The one remaining thing that could point to these hiring practices not being all out communism is that at that time, the job applicants did not have to show any approval by the DNC or the CCP. But if Biden is elected, that is most likely how jobs will be assigned.
Anyone who still flies should offer Tucker Carlson thanks if they have a safe flight. As he was a major reason why this situation was rectified.
Very good post.
I think we have at least two different things going on here.
The first is within the GOP where we have the “good losers” like Romney, McCain, Ryan and the pundits like George Will.
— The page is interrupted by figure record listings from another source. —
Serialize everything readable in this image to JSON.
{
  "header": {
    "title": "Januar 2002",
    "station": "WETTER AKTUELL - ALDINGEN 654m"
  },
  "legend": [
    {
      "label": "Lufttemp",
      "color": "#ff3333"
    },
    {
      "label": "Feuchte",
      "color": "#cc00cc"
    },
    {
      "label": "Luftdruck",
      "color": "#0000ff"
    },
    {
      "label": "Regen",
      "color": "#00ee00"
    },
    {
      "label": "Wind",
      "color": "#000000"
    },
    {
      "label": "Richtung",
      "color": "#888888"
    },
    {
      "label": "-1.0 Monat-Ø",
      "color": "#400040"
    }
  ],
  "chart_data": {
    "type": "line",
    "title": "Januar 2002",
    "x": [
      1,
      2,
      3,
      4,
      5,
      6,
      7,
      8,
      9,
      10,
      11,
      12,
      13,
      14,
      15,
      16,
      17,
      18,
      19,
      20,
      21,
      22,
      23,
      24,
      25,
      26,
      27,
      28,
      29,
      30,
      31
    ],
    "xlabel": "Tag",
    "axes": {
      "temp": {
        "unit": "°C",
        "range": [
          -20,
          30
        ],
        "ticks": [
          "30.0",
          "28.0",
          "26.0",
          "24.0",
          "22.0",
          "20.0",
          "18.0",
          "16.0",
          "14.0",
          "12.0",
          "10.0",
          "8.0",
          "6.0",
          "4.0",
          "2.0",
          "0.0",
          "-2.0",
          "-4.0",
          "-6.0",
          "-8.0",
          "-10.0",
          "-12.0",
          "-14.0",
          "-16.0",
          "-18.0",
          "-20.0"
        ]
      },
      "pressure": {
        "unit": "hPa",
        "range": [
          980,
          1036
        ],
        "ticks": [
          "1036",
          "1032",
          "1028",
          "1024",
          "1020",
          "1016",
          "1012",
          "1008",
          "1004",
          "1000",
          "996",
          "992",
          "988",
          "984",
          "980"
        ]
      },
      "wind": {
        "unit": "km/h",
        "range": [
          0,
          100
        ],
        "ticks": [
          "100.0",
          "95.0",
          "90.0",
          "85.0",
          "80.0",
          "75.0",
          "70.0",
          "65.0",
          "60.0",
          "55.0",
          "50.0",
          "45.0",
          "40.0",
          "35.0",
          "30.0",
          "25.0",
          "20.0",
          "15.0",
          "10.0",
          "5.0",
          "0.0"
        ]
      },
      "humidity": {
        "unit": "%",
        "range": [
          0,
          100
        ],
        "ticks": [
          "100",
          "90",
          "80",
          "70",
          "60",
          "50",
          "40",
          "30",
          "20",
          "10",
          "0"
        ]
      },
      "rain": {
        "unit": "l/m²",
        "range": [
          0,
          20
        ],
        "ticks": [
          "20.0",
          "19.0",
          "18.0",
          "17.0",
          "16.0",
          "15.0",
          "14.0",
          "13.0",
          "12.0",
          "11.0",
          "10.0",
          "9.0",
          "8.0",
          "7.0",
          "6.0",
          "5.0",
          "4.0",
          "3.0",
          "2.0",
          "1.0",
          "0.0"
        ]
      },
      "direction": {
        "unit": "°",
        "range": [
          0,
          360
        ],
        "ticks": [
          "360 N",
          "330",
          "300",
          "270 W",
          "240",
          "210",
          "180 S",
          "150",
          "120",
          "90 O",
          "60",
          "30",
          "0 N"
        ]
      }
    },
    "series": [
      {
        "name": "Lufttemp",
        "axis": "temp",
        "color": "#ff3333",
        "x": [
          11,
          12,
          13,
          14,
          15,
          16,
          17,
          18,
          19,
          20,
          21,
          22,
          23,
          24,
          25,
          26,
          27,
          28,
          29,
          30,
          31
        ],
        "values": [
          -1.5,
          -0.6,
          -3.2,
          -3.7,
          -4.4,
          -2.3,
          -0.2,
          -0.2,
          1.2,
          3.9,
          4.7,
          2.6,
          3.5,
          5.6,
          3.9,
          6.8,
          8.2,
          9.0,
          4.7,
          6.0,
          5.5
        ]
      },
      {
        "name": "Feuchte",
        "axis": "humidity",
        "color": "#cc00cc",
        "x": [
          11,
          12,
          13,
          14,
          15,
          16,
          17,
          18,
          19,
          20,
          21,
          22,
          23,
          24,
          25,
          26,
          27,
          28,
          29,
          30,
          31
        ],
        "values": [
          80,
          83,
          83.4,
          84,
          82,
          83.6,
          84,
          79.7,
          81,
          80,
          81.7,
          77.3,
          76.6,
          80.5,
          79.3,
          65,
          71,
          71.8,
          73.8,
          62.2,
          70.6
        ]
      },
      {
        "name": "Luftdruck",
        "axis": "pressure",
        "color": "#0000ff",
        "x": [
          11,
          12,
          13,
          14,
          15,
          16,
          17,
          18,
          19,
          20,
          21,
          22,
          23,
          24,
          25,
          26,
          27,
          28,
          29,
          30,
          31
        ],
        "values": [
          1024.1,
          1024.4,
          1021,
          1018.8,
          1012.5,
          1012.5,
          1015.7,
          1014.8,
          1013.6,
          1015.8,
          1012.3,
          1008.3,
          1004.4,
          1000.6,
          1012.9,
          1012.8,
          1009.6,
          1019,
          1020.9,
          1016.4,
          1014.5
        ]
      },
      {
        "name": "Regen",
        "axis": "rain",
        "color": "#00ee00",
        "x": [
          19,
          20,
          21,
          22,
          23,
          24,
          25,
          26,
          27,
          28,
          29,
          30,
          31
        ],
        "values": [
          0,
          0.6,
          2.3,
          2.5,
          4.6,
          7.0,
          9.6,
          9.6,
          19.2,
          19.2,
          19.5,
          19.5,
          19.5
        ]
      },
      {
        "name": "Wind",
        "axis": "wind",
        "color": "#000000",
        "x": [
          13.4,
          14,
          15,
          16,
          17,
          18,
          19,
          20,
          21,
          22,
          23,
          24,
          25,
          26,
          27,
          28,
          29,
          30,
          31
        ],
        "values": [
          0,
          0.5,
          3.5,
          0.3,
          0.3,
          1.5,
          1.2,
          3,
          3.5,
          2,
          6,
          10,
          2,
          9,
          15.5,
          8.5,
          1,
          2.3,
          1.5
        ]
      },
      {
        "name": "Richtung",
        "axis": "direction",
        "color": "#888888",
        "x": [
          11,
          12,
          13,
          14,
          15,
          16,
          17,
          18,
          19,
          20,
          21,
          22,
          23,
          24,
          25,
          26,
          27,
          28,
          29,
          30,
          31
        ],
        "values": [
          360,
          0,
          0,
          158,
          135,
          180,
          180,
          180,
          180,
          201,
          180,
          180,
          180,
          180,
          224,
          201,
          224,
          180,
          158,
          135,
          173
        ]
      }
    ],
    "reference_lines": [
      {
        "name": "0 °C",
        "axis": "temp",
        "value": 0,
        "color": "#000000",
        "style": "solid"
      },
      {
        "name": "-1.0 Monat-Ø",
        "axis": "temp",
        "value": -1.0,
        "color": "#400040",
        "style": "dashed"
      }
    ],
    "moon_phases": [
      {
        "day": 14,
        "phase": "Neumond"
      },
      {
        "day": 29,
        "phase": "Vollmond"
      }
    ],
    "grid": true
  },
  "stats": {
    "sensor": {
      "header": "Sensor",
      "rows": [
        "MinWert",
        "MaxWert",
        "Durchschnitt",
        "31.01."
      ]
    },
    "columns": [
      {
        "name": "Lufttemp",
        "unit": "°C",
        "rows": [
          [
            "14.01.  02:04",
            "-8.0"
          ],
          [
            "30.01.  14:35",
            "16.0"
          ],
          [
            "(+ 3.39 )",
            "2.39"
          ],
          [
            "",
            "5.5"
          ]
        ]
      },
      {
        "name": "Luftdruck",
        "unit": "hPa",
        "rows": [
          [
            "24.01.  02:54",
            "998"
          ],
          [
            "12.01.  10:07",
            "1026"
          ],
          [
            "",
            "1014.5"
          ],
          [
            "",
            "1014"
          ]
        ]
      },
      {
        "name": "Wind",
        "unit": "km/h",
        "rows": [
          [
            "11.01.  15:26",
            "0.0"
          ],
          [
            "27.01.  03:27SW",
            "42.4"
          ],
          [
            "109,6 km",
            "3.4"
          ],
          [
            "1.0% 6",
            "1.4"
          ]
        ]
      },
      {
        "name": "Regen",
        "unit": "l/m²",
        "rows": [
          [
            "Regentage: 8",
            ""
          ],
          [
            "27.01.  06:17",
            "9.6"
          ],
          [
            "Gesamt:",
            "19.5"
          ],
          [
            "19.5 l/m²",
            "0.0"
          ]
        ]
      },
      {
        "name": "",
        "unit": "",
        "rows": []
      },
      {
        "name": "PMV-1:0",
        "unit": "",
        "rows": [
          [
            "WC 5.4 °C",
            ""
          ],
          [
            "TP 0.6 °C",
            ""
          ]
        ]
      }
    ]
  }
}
They either have no clue about, or no interest in fighting, the huge cultural shifts that make any dissenter from the Progressive line subject to censorship, ostracism, loss of job/career etc. Give them tax cuts, globalization, and immigration “reform” delivered by well-mannered politicians and they’re happy. They persist in believing that if only Trump were gone we could go back to the good old days.
The second are liberals/progressives who fully understand the danger the Woke pose to liberal democracy and have been among the most eloquent and forceful voices against them, yet when pressed on the bottom line, still default to how awful Trump is and will vote for Biden, or, at least, not for Trump, somehow believing it will still stem the tide – these include Bari Weiss, Andrew Sullivan, Bret Weinstein and many others.
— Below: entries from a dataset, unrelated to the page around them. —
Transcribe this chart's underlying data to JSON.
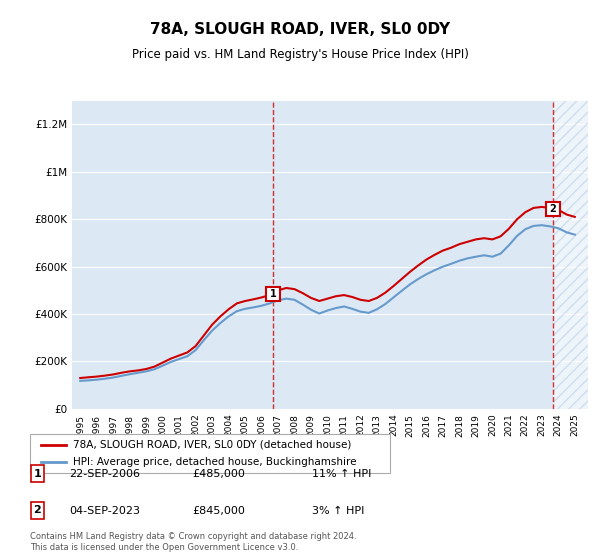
{
  "title": "78A, SLOUGH ROAD, IVER, SL0 0DY",
  "subtitle": "Price paid vs. HM Land Registry's House Price Index (HPI)",
  "legend_label_red": "78A, SLOUGH ROAD, IVER, SL0 0DY (detached house)",
  "legend_label_blue": "HPI: Average price, detached house, Buckinghamshire",
  "annotation1_label": "1",
  "annotation1_date": "22-SEP-2006",
  "annotation1_price": "£485,000",
  "annotation1_hpi": "11% ↑ HPI",
  "annotation1_year": 2006.72,
  "annotation1_value": 485000,
  "annotation2_label": "2",
  "annotation2_date": "04-SEP-2023",
  "annotation2_price": "£845,000",
  "annotation2_hpi": "3% ↑ HPI",
  "annotation2_year": 2023.67,
  "annotation2_value": 845000,
  "footer": "Contains HM Land Registry data © Crown copyright and database right 2024.\nThis data is licensed under the Open Government Licence v3.0.",
  "ylim": [
    0,
    1300000
  ],
  "yticks": [
    0,
    200000,
    400000,
    600000,
    800000,
    1000000,
    1200000
  ],
  "ytick_labels": [
    "£0",
    "£200K",
    "£400K",
    "£600K",
    "£800K",
    "£1M",
    "£1.2M"
  ],
  "bg_color": "#dce9f5",
  "hatch_color": "#b0c8e0",
  "red_color": "#cc0000",
  "blue_color": "#6699cc",
  "years_red": [
    1995.0,
    1995.5,
    1996.0,
    1996.5,
    1997.0,
    1997.5,
    1998.0,
    1998.5,
    1999.0,
    1999.5,
    2000.0,
    2000.5,
    2001.0,
    2001.5,
    2002.0,
    2002.5,
    2003.0,
    2003.5,
    2004.0,
    2004.5,
    2005.0,
    2005.5,
    2006.0,
    2006.5,
    2006.72,
    2007.0,
    2007.5,
    2008.0,
    2008.5,
    2009.0,
    2009.5,
    2010.0,
    2010.5,
    2011.0,
    2011.5,
    2012.0,
    2012.5,
    2013.0,
    2013.5,
    2014.0,
    2014.5,
    2015.0,
    2015.5,
    2016.0,
    2016.5,
    2017.0,
    2017.5,
    2018.0,
    2018.5,
    2019.0,
    2019.5,
    2020.0,
    2020.5,
    2021.0,
    2021.5,
    2022.0,
    2022.5,
    2023.0,
    2023.5,
    2023.67,
    2024.0,
    2024.5,
    2025.0
  ],
  "values_red": [
    130000,
    133000,
    136000,
    140000,
    145000,
    152000,
    158000,
    162000,
    168000,
    178000,
    195000,
    212000,
    225000,
    238000,
    265000,
    310000,
    355000,
    390000,
    420000,
    445000,
    455000,
    462000,
    470000,
    480000,
    485000,
    500000,
    510000,
    505000,
    488000,
    468000,
    455000,
    465000,
    475000,
    480000,
    472000,
    460000,
    455000,
    468000,
    490000,
    518000,
    548000,
    578000,
    605000,
    630000,
    650000,
    668000,
    680000,
    695000,
    705000,
    715000,
    720000,
    715000,
    728000,
    760000,
    800000,
    830000,
    848000,
    852000,
    848000,
    845000,
    840000,
    820000,
    810000
  ],
  "years_blue": [
    1995.0,
    1995.5,
    1996.0,
    1996.5,
    1997.0,
    1997.5,
    1998.0,
    1998.5,
    1999.0,
    1999.5,
    2000.0,
    2000.5,
    2001.0,
    2001.5,
    2002.0,
    2002.5,
    2003.0,
    2003.5,
    2004.0,
    2004.5,
    2005.0,
    2005.5,
    2006.0,
    2006.5,
    2007.0,
    2007.5,
    2008.0,
    2008.5,
    2009.0,
    2009.5,
    2010.0,
    2010.5,
    2011.0,
    2011.5,
    2012.0,
    2012.5,
    2013.0,
    2013.5,
    2014.0,
    2014.5,
    2015.0,
    2015.5,
    2016.0,
    2016.5,
    2017.0,
    2017.5,
    2018.0,
    2018.5,
    2019.0,
    2019.5,
    2020.0,
    2020.5,
    2021.0,
    2021.5,
    2022.0,
    2022.5,
    2023.0,
    2023.5,
    2024.0,
    2024.5,
    2025.0
  ],
  "values_blue": [
    118000,
    120000,
    123000,
    127000,
    132000,
    139000,
    146000,
    152000,
    158000,
    167000,
    182000,
    198000,
    210000,
    222000,
    248000,
    290000,
    330000,
    362000,
    390000,
    412000,
    422000,
    428000,
    435000,
    445000,
    458000,
    465000,
    460000,
    440000,
    418000,
    402000,
    415000,
    425000,
    432000,
    422000,
    410000,
    405000,
    420000,
    442000,
    470000,
    498000,
    525000,
    548000,
    568000,
    585000,
    600000,
    612000,
    625000,
    635000,
    642000,
    648000,
    642000,
    655000,
    690000,
    730000,
    758000,
    772000,
    775000,
    770000,
    762000,
    745000,
    735000
  ],
  "xlim_left": 1994.5,
  "xlim_right": 2025.8,
  "hatch_start": 2023.67,
  "hatch_end": 2025.8,
  "xtick_years": [
    1995,
    1996,
    1997,
    1998,
    1999,
    2000,
    2001,
    2002,
    2003,
    2004,
    2005,
    2006,
    2007,
    2008,
    2009,
    2010,
    2011,
    2012,
    2013,
    2014,
    2015,
    2016,
    2017,
    2018,
    2019,
    2020,
    2021,
    2022,
    2023,
    2024,
    2025
  ]
}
To his credit, the leading, most unrelenting, and earliest vocal opponent of the Woke, James Lindsay, a self-identified progressive and supporter of Obama, has announced he will be voting for Trump because the ascension of the Woke (and he has no doubt the Biden administration will be dominated by them) means the end for everyone else.
Mu uninformed take on Paul Ryan is that he was a true — if naive — believer in economic reform. And when he was made Speaker, he was told that this was never going to happen and to play along or get out. And he got out — but a little late.
“The ship may be sinking but the important thing is to not make waves.”
I live in a liberal college town in LA County and I saw a total of two Harris bumper stickers when she was running in the primary. She may be more popular up north, but I wouldn’t bet on it.
What an excellent comment. Being a newly molded Republican, I am not all that familiar with the “good losers” you mention. But some of the many nebulous ideas I could not quite put into words yet were able to crystalize as I read your statements.
There’s no legitimacy in referring to “the popular vote”. Besides, 304-227 is hardly a “squeaked out” win. If you want that, go back to the 271-266 win for George W. Bush . . .
Does your book have an audio version?